So for real-valued vectors the statement
$$ \lVert u+v\rVert = \lVert u-v\rVert $$
holds if and only if $$ \langle u,v\rangle =0 $$
I want to state this now instead for complex-valued vectors
$$\lVert u+v\rVert =\lVert u-v\rVert \iff \langle u,v\rangle=-\langle u,v\rangle $$
Im not seeing the connection, but is the right hand side equal to the conjugate of $\langle u,v\rangle$ or?
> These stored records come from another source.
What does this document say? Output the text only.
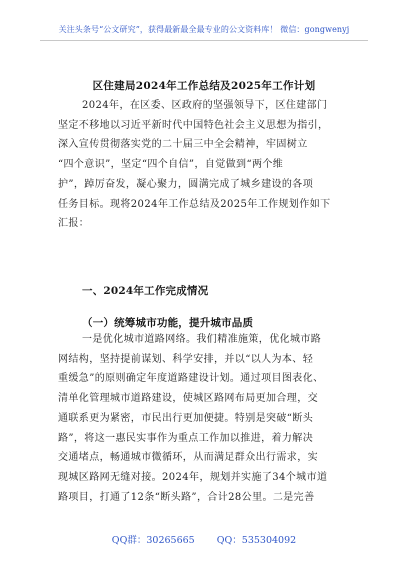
关注头条号“公文研究”，获得最新最全最专业的公文资料库！ 微信：gongwenyj
区住建局2024年工作总结及2025年工作计划
2024年，在区委、区政府的坚强领导下，区住建部门
坚定不移地以习近平新时代中国特色社会主义思想为指引，
深入宣传贯彻落实党的二十届三中全会精神，牢固树立
“四个意识”，坚定“四个自信”，自觉做到“两个维
护”，踔厉奋发，凝心聚力，圆满完成了城乡建设的各项
任务目标。现将2024年工作总结及2025年工作规划作如下
汇报：
一、2024年工作完成情况
（一）统筹城市功能，提升城市品质
一是优化城市道路网络。我们精准施策，优化城市路
网结构，坚持提前谋划、科学安排，并以“以人为本、轻
重缓急”的原则确定年度道路建设计划。通过项目图表化、
清单化管理城市道路建设，使城区路网布局更加合理，交
通联系更为紧密，市民出行更加便捷。特别是突破“断头
路”，将这一惠民实事作为重点工作加以推进，着力解决
交通堵点，畅通城市微循环，从而满足群众出行需求，实
现城区路网无缝对接。2024年，规划并实施了34个城市道
路项目，打通了12条“断头路”，合计28公里。二是完善
QQ群：30265665 QQ：535304092
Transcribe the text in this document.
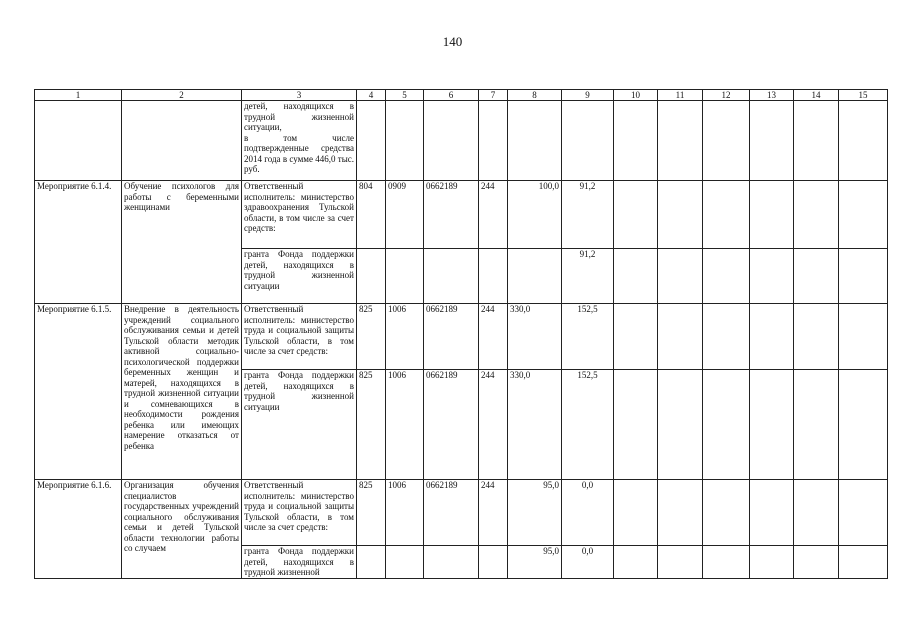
140
1	2	3	4	5	6	7	8	9	10	11	12	13	14	15
		детей, находящихся в трудной жизненной ситуации,
в том числе подтвержденные средства 2014 года в сумме 446,0 тыс. руб.												
Мероприятие 6.1.4.	Обучение психологов для работы с беременными женщинами	Ответственный исполнитель: министерство здравоохранения Тульской области, в том числе за счет средств:	804	0909	0662189	244	100,0	91,2						
		гранта Фонда поддержки детей, находящихся в трудной жизненной ситуации						91,2						
Мероприятие 6.1.5.	Внедрение в деятельность учреждений социального обслуживания семьи и детей Тульской области методик активной социально-психологической поддержки беременных женщин и матерей, находящихся в трудной жизненной ситуации и сомневающихся в необходимости рождения ребенка или имеющих намерение отказаться от ребенка	Ответственный исполнитель: министерство труда и социальной защиты Тульской области, в том числе за счет средств:	825	1006	0662189	244	330,0	152,5						
		гранта Фонда поддержки детей, находящихся в трудной жизненной ситуации	825	1006	0662189	244	330,0	152,5						
Мероприятие 6.1.6.	Организация обучения специалистов государственных учреждений социального обслуживания семьи и детей Тульской области технологии работы со случаем	Ответственный исполнитель: министерство труда и социальной защиты Тульской области, в том числе за счет средств:	825	1006	0662189	244	95,0	0,0						
		гранта Фонда поддержки детей, находящихся в трудной жизненной					95,0	0,0						
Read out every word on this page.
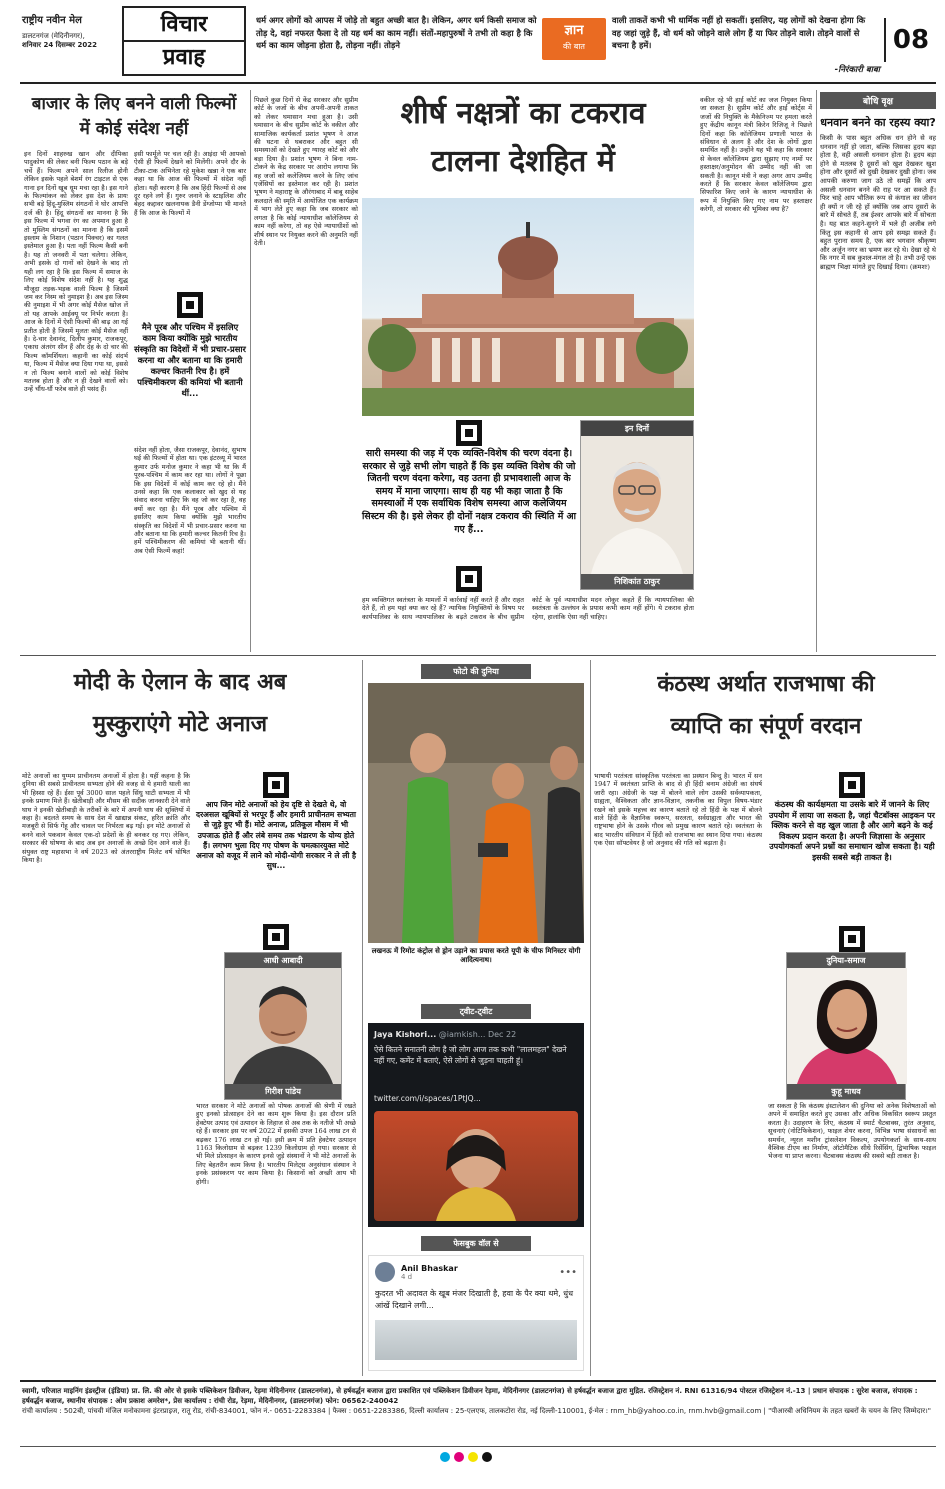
राष्ट्रीय नवीन मेल
डालटनगंज (मेदिनीनगर),
शनिवार 24 दिसम्बर 2022
विचार
प्रवाह
धर्म अगर लोगों को आपस में जोड़े तो बहुत अच्छी बात है। लेकिन, अगर धर्म किसी समाज को तोड़ दे, वहां नफरत फैला दे तो यह धर्म का काम नहीं। संतों-महापुरुषों ने तभी तो कहा है कि धर्म का काम जोड़ना होता है, तोड़ना नहीं। तोड़ने
ज्ञान
की बात
वाली ताकतें कभी भी धार्मिक नहीं हो सकतीं। इसलिए, यह लोगों को देखना होगा कि वह जहां जुड़े हैं, वो धर्म को जोड़ने वाले लोग हैं या फिर तोड़ने वाले। तोड़ने वालों से बचना है हमें।
-निरंकारी बाबा
08
बाजार के लिए बनने वाली फिल्मों में कोई संदेश नहीं
इन दिनों शाहरुख खान और दीपिका पादुकोण की लेकर बनी फिल्म पठान के बड़े चर्चे हैं। फिल्म अपने साल रिलीज होनी लेकिन इसके पहले बेशर्म रंग टाइटल से एक गाना इन दिनों खूब धूम मचा रहा है। इस गाने के फिल्मांकन को लेकर इस देश के प्रायः सभी बड़े हिंदू-मुस्लिम संगठनों ने घोर आपत्ति दर्ज की है। हिंदू संगठनों का मानना है कि इस फिल्म में भगवा रंग का अपमान हुआ है तो मुस्लिम संगठनों का मानना है कि इसमें इस्लाम के निशान (पठान पिक्चर) का गलत इस्तेमाल हुआ है। पता नहीं फिल्म कैसी बनी है। यह तो जनवरी में पता चलेगा। लेकिन, अभी इसके दो गानों को देखने के बाद तो यही लग रहा है कि इस फिल्म में समाज के लिए कोई विशेष संदेश नहीं है। यह शुद्ध मौजूदा तड़क-भड़क वाली फिल्म है जिसमें जम कर निस्म को नुमाइश है। अब इस जिस्म की नुमाइश में भी अगर कोई मैसेज खोज लें तो यह आपके आईक्यू पर निर्भर करता है। आज के दिनों में ऐसी फिल्मों की बाढ़ आ गई प्रतीत होती है जिसमें मूलतः कोई मैसेज नहीं है। दे-चार देवानंद, दिलीप कुमार, राजकपूर, एकाध अंतरंग सीन हैं और देह के दो चार की फिल्म कॉमर्शियल। कहानी का कोई संदर्भ या, फिल्म में मैसेज क्या दिया गया था, इससे न तो फिल्म बनाने वालों को कोई विशेष मतलब होता है और न ही देखने वालों को। उन्हें चौंध-धौं फरेब वाले ही पसंद हैं।
इसी फार्मूले पर चल रही है। आइंदा भी आपको ऐसी ही फिल्में देखने को मिलेंगी। अपने दौर के टीका-टाक अभिनेता रहे मुकेश खन्ना ने एक बार कहा था कि आज की फिल्मों में संदेश नहीं होता। यही कारण है कि अब हिंदी फिल्मों से अब दूर रहने लगे हैं। गुरुर जनाने के स्टाइलिश और बेहद कद्दावर खलनायक डैनी डेंग्जोप्पा भी मानते हैं कि आज के फिल्मों में
मैने पूरब और पश्चिम में इसलिए काम किया क्योंकि मुझे भारतीय संस्कृति का विदेशों में भी प्रचार-प्रसार करना था और बताना था कि हमारी कल्चर कितनी रिच है। हमें पश्चिमीकरण की कमियां भी बतानी थीं...
संदेश नहीं होता, जैसा राजकपूर, देवानंद, सुभाष घई की फिल्मों में होता था। एक इंटरव्यू में भारत कुमार उर्फ मनोज कुमार ने कहा भी था कि मैं पूरब-पश्चिम में काम कर रहा था। लोगों ने पूछा कि इस विदेशों में कोई काम कर रहे हो। मैंने उनसे कहा कि एक कलाकार को खुद से यह संवाद करना चाहिए कि वह जो कर रहा है, वह क्यों कर रहा है। मैंने पूरब और पश्चिम में इसलिए काम किया क्योंकि मुझे भारतीय संस्कृति का विदेशों में भी प्रचार-प्रसार करना था और बताना था कि हमारी कल्चर कितनी रिच है। हमें पश्चिमीकरण की कमियां भी बतानी थीं। अब ऐसी फिल्में कहां!
शीर्ष नक्षत्रों का टकराव
टालना देशहित में
पिछले कुछ दिनों से केंद्र सरकार और सुप्रीम कोर्ट के जजों के बीच अपनी-अपनी ताकत को लेकर घमासान मचा हुआ है। उसी घमासान के बीच सुप्रीम कोर्ट के वकील और सामाजिक कार्यकर्ता प्रशांत भूषण ने आज की घटना से घबराकर और बहुत सी समस्याओं को देखते हुए ग्यारह कोर्ट को और बड़ा दिया है। प्रशांत भूषण ने बिना नाम-टोकने के केंद्र सरकार पर आरोप लगाया कि वह जजों को कलेजियम करने के लिए जांच एजेंसियों का इस्तेमाल कर रही है। प्रशांत भूषण ने महाराष्ट्र के औरंगाबाद में बाबू साहेब कलदाते की स्मृति में आयोजित एक कार्यक्रम में भाग लेते हुए कहा कि जब सरकार को लगता है कि कोई न्यायाधीश कॉलेजियम से काम नहीं करेगा, तो वह ऐसे न्यायाधीशों को शीर्ष स्थान पर नियुक्त करने की अनुमति नहीं देती।
सारी समस्या की जड़ में एक व्यक्ति-विशेष की चरण वंदना है। सरकार से जुड़े सभी लोग चाहते हैं कि इस व्यक्ति विशेष की जो जितनी चरण वंदना करेगा, वह उतना ही प्रभावशाली आज के समय में माना जाएगा। साथ ही यह भी कहा जाता है कि समस्याओं में एक सर्वाधिक विशेष समस्या आज कलेजियम सिस्टम की है। इसे लेकर ही दोनों नक्षत्र टकराव की स्थिति में आ गए हैं...
इन दिनों
निशिकांत ठाकुर
हम व्यक्तिगत स्वतंत्रता के मामलों में कार्रवाई नहीं करते हैं और राहत देते हैं, तो हम यहां क्या कर रहे हैं? न्यायिक नियुक्तियों के विषय पर कार्यपालिका के साथ न्यायपालिका के बढ़ते टकराव के बीच सुप्रीम कोर्ट के पूर्व न्यायाधीश मदन लोकुर कहते हैं कि न्यायपालिका की स्वतंत्रता के उल्लंघन के प्रयास कभी काम नहीं होंगे। ये टकराव होता रहेगा, हालांकि ऐसा नहीं चाहिए।
वकील रहे भी हाई कोर्ट का जज नियुक्त किया जा सकता है। सुप्रीम कोर्ट और हाई कोर्ट्स में जजों की नियुक्ति के मैकेनिज्म पर हमला करते हुए केंद्रीय कानून मंत्री किरेन रिजिजू ने पिछले दिनों कहा कि कॉलेजियम प्रणाली भारत के संविधान से अलग है और देश के लोगों द्वारा समर्थित नहीं है। उन्होंने यह भी कहा कि सरकार से केवल कॉलेजियम द्वारा सुझाए गए नामों पर हस्ताक्षर/अनुमोदन की उम्मीद नहीं की जा सकती है। कानून मंत्री ने कहा अगर आप उम्मीद करते हैं कि सरकार केवल कॉलेजियम द्वारा सिफारिश किए जाने के कारण न्यायाधीश के रूप में नियुक्ति किए गए नाम पर हस्ताक्षर करेगी, तो सरकार की भूमिका क्या है?
बोधि वृक्ष
धनवान बनने का रहस्य क्या?
किसी के पास बहुत अधिक धन होने से वह धनवान नहीं हो जाता, बल्कि जिसका हृदय बड़ा होता है, वही असली धनवान होता है। हृदय बड़ा होने से मतलब है दूसरों को खुश देखकर खुश होना और दूसरों को दुखी देखकर दुखी होना। जब आपकी करुणा जाग उठे तो समझें कि आप असली धनवान बनने की राह पर आ सकते हैं। फिर चाहे आप भौतिक रूप से कंगाल का जीवन ही क्यों न जी रहे हों क्योंकि जब आप दूसरों के बारे में सोचते हैं, तब ईश्वर आपके बारे में सोचता है। यह बात कहने-सुनने में भले ही अजीब लगे किंतु इस कहानी से आप इसे समझ सकते हैं। बहुत पुराना समय है, एक बार भगवान श्रीकृष्ण और अर्जुन नगर का भ्रमण कर रहे थे। देखा रहे थे कि नगर में सब कुशल-मंगल तो है। तभी उन्हें एक ब्राह्मण भिक्षा मांगते हुए दिखाई दिया। (क्रमशः)
मोदी के ऐलान के बाद अब
मुस्कुराएंगे मोटे अनाज
मोटे अनाजों का युग्मम प्राचीनतम अनाजों में होता है। यहीं कहना है कि दुनिया की सबसे प्राचीनतम सभ्यता होने की वजह से ये हमारी थाली का भी हिस्सा रहे हैं। ईसा पूर्व 3000 साल पहले सिंधु घाटी सभ्यता में भी इनके प्रमाण मिले हैं। खेतीबाड़ी और मौसम की सदीक जानकारी देने वाले घाघ ने इनकी खेतीबाड़ी के तरीकों के बारे में अपनी घाघ की सूक्तियों में कहा है। बदलते समय के साथ देश में खाद्यान्न संकट, हरित क्रांति और मजबूरी से सिर्फ गेंहू और चावल पर निर्भरता बढ़ गई। इन मोटे अनाजों से बनने वाले पकवान केवल एक-दो प्रदेशों के ही बनकर रह गए। लेकिन, सरकार की घोषणा के बाद अब इन अनाजों के अच्छे दिन आने वाले हैं। संयुक्त राष्ट्र महासभा ने वर्ष 2023 को अंतरराष्ट्रीय मिलेट वर्ष घोषित किया है।
आप जिन मोटे अनाजों को हेय दृष्टि से देखते थे, वो दरअसल खूबियों से भरपूर हैं और हमारी प्राचीनतम सभ्यता से जुड़े हुए भी हैं। मोटे अनाज, प्रतिकूल मौसम में भी उपजाऊ होते हैं और लंबे समय तक भंडारण के योग्य होते हैं। लगभग भुला दिए गए पोषण के चमत्कारयुक्त मोटे अनाज को वजूद में लाने को मोदी-योगी सरकार ने ले ली है सुध...
आधी आबादी
गिरीश पांडेय
भारत सरकार ने मोटे अनाजों को पोषक अनाजों की श्रेणी में रखते हुए इनको प्रोत्साहन देने का काम शुरू किया है। इस दौरान प्रति हेक्टेयर उत्पाद एवं उत्पादन के लिहाज से अब तक के नतीजे भी अच्छे रहे हैं। सरकार इस पर वर्ष 2022 में इसकी उपज 164 लाख टन से बढ़कर 176 लाख टन हो गई। इसी क्रम में प्रति हेक्टेयर उत्पादन 1163 किलोग्राम से बढ़कर 1239 किलोग्राम हो गया। सरकार से भी मिले प्रोत्साहन के कारण इनसे जुड़े संस्थानों ने भी मोटे अनाजों के लिए बेहतरीन काम किया है। भारतीय मिलेट्स अनुसंधान संस्थान ने इनके प्रसंस्करण पर काम किया है। किसानों को अच्छी आय भी होगी।
फोटो की दुनिया
लखनऊ में रिमोट कंट्रोल से ड्रोन उड़ाने का प्रयास करते यूपी के चीफ मिनिस्टर योगी आदित्यनाथ।
ट्वीट-ट्वीट
Jaya Kishori... @iamkish... Dec 22
ऐसे कितने सनातनी लोग है जो लोग आज तक कभी "लालमहल" देखने नहीं गए, कमेंट में बताएं, ऐसे लोगों से जुड़ना चाहती हूं।
twitter.com/i/spaces/1PtJQ...
फेसबुक वॉल से
Anil Bhaskar
4 d	•••
कुदरत भी अदावत के खूब मंजर दिखाती है, हवा के पैर क्या थमे, धुंध आंखें दिखाने लगी...
कंठस्थ अर्थात राजभाषा की
व्याप्ति का संपूर्ण वरदान
भाषायी परतंत्रता सांस्कृतिक परतंत्रता का प्रस्थान बिन्दु है। भारत में सन 1947 में स्वतंत्रता प्राप्ति के बाद से ही हिंदी बनाम अंग्रेजी का संघर्ष जारी रहा। अंग्रेजी के पक्ष में बोलने वाले लोग उसकी सर्वव्यापकता, ग्राह्यता, वैश्विकता और ज्ञान-विज्ञान, तकनीक का विपुल विषय-भंडार रखने को इसके महत्त्व का कारण बताते रहे तो हिंदी के पक्ष में बोलने वाले हिंदी के वैज्ञानिक स्वरूप, सरलता, सर्वग्राह्यता और भारत की राष्ट्रभाषा होने के उसके गौरव को प्रमुख कारण बताते रहे। स्वतंत्रता के बाद भारतीय संविधान में हिंदी को राजभाषा का स्थान दिया गया। कंठस्थ एक ऐसा सॉफ्टवेयर है जो अनुवाद की गति को बढ़ाता है।
कंठस्थ की कार्यक्षमता या उसके बारे में जानने के लिए उपयोग में लाया जा सकता है, जहां चैटबॉक्स आइकन पर क्लिक करने से वह खुल जाता है और आगे बढ़ने के कई विकल्प प्रदान करता है। अपनी जिज्ञासा के अनुसार उपयोगकर्ता अपने प्रश्नों का समाधान खोज सकता है। यही इसकी सबसे बड़ी ताकत है।
दुनिया-समाज
कुहू माधव
जा सकता है कि कंठस्थ इंस्टालेशन की दुनिया को अनेक विशेषताओं को अपने में समाहित करते हुए उसका और अधिक विकसित स्वरूप प्रस्तुत करता है। उदाहरण के लिए, कंठस्थ में स्मार्ट चैटबाक्स, तुरंत अनुवाद, सूचनाएं (नोटिफिकेशन), फाइल शेयर करना, विभिन्न भाषा संसाधनों का समर्थन, न्यूरल मशीन ट्रांसलेशन विकल्प, उपयोगकर्ता के साथ-साथ वैश्विक टीएम का निर्माण, ऑटोमैटिक सीधे रिसेंसिंग, द्विभाषिक फाइल भेजना या प्राप्त करना। चैटबाक्स कंठस्थ की सबसे बड़ी ताकत है।
स्वामी, परिजात माइनिंग इंडस्ट्रीज (इंडिया) प्रा. लि. की ओर से इसके पब्लिकेशन डिवीजन, रेड़मा मेदिनीनगर (डालटनगंज), से हर्षवर्द्धन बजाज द्वारा प्रकाशित एवं पब्लिकेशन डिवीजन रेड़मा, मेदिनीनगर (डालटनगंज) से हर्षवर्द्धन बजाज द्वारा मुद्रित. रजिस्ट्रेशन नं. RNI 61316/94 पोस्टल रजिस्ट्रेशन नं.-13 | प्रधान संपादक : सुरेश बजाज, संपादक : हर्षवर्द्धन बजाज, स्थानीय संपादक : ओम प्रकाश अमरेश*, प्रेस कार्यालय : रांची रोड, रेड़मा, मेदिनीनगर, (डालटनगंज) फोन: 06562-240042
रांची कार्यालय : 502बी, पांचवी मंजिल मनोकामना इंटरप्राइज, रातू रोड, रांची-834001, फोन नं.- 0651-2283384 | फैक्स : 0651-2283386, दिल्ली कार्यालय : 25-एलएफ, तालकटोरा रोड, नई दिल्ली-110001, ई-मेल : rnm_hb@yahoo.co.in, rnm.hvb@gmail.com | "पीआरबी अधिनियम के तहत खबरों के चयन के लिए जिम्मेदार।"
Use the polarization identities (since you're in a real vector space):
$$\langle u,v\rangle = {1\over 4}(\lVert u+v\rVert^2-\lVert u-v\rVert^2).$$
For complex:
$$\langle u,v\rangle = {1\over 4}(\lVert u+v\rVert^2-\lVert u-v\rVert^2+i\lVert u+iv\rVert^2 -i\lVert u-iv\rVert^2).$$
If all they want is a restatement then just write it out:
$$\begin{cases}\lVert u+v\rVert^2=\langle u+v,u+v\rangle=\lVert u\rVert^2+\lVert v\rVert^2+\langle u,v\rangle +\langle v,u\rangle \\ \lVert u-v\rVert^2=\langle u-v,u-v\rangle=\lVert u\rVert^2+\lVert v\rVert^2-\langle u,v\rangle -\langle v,u\rangle\end{cases}$$
Then equality means
$$\langle u,v\rangle +\overline{\langle u,v\rangle} = -(\langle u,v\rangle+\overline{\langle u,v\rangle})$$
So $\text{Re}(\langle u,v\rangle)=0$ is the condition.
You can even verify this in the basic case of $V=\Bbb C$ where the inner product is given as $\langle u,v\rangle= u\overline{v}$. Let $u=1, v=i$ then $\langle u,v\rangle =(1)(-i)$ and clearly $\lVert u+v\rVert^2 = \lVert u-v\rVert^2=2$.